On the 20th anniversary of the Srebrenica massacre -- the largest massacre in Europe since World War II -- fresh graves await the burial of newly discovered and identified remains, on Saturday, July 11. Often only one or two bones are all that can be found, as many bodies were mixed together and destroyed in mass graves. One hundred and 36 new sets of remains were buried on this 20th anniversary.

Thousands of mourners pray beside the graves of more than 6,000 people murdered in the Srebrenica genocide. Around 8,000 are believed to have been killed in total.

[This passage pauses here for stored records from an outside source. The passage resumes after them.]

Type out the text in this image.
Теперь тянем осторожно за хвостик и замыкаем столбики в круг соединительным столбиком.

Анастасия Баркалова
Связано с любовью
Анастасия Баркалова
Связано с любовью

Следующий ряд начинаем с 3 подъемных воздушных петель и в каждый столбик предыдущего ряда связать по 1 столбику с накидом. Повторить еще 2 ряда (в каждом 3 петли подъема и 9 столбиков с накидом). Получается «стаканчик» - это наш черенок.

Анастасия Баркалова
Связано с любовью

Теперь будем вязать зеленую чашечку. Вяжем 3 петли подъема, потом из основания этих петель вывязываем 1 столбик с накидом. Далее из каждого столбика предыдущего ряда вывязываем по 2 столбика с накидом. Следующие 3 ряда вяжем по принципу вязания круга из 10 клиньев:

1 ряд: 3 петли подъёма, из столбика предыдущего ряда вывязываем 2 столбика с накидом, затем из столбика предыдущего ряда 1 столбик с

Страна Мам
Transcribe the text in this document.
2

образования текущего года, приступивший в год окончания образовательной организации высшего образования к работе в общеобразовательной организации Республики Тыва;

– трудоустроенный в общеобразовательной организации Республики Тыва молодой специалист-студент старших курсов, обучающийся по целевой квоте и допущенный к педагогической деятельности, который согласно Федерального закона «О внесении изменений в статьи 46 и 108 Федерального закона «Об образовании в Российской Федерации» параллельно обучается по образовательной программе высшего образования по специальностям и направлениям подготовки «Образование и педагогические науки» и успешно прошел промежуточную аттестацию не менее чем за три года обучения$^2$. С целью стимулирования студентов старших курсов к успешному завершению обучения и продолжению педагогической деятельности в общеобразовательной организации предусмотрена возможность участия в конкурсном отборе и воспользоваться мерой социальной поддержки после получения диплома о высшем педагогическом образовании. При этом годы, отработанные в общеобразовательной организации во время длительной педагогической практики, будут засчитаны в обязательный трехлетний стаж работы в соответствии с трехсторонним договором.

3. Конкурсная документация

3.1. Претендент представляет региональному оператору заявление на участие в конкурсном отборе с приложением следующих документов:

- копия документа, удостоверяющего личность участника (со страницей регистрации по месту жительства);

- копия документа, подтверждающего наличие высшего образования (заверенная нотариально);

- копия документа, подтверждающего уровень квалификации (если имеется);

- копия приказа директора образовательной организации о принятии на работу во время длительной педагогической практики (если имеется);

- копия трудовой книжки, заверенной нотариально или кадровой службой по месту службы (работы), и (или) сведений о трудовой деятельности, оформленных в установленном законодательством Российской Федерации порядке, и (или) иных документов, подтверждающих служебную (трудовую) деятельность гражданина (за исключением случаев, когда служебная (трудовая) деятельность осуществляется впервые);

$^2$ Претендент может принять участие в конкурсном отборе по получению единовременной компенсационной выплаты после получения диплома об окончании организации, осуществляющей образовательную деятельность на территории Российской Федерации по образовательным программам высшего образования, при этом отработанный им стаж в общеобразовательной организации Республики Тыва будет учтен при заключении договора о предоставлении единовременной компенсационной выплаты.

Hadzira Dozic's brother was 32 when killed in 1995. She sits beside an open grave, waiting for his remains to finally be buried. Her husband and three of his brothers were also killed, along with around 30 other family members. "It can never be done. How can it be done?"

Men carry coffins to be buried.

A Bosnian women prays at the grave of a relative in Srebrenica cemetery.

A man sits next to one of 136 coffins with newly discovered or identified remains waiting to be buried.

A woman cleans a gravestone in the cemetery.

A row of headstones, some of more than 6,000 in the Srebrenica cemetery.

A girl reads the Quran at the site of her father's grave.

An American flag flies outside a house on the road to Srebrenica. Though NATO intervention and an American-brokered peace brought the Bosnian war to an end, many also blame President Bill Clinton for failing to stop the conflict earlier.

This former battery factory served as headquarters for the Dutch peacekeepers who were stationed near Srebrenica at the time of the genocide. Many Muslims had sought refuge there during the war. Last year, a Dutch court found peacekeepers liable for the deaths of around 300 Bosnians who were taken by Bosnian Serbs from the compound and killed.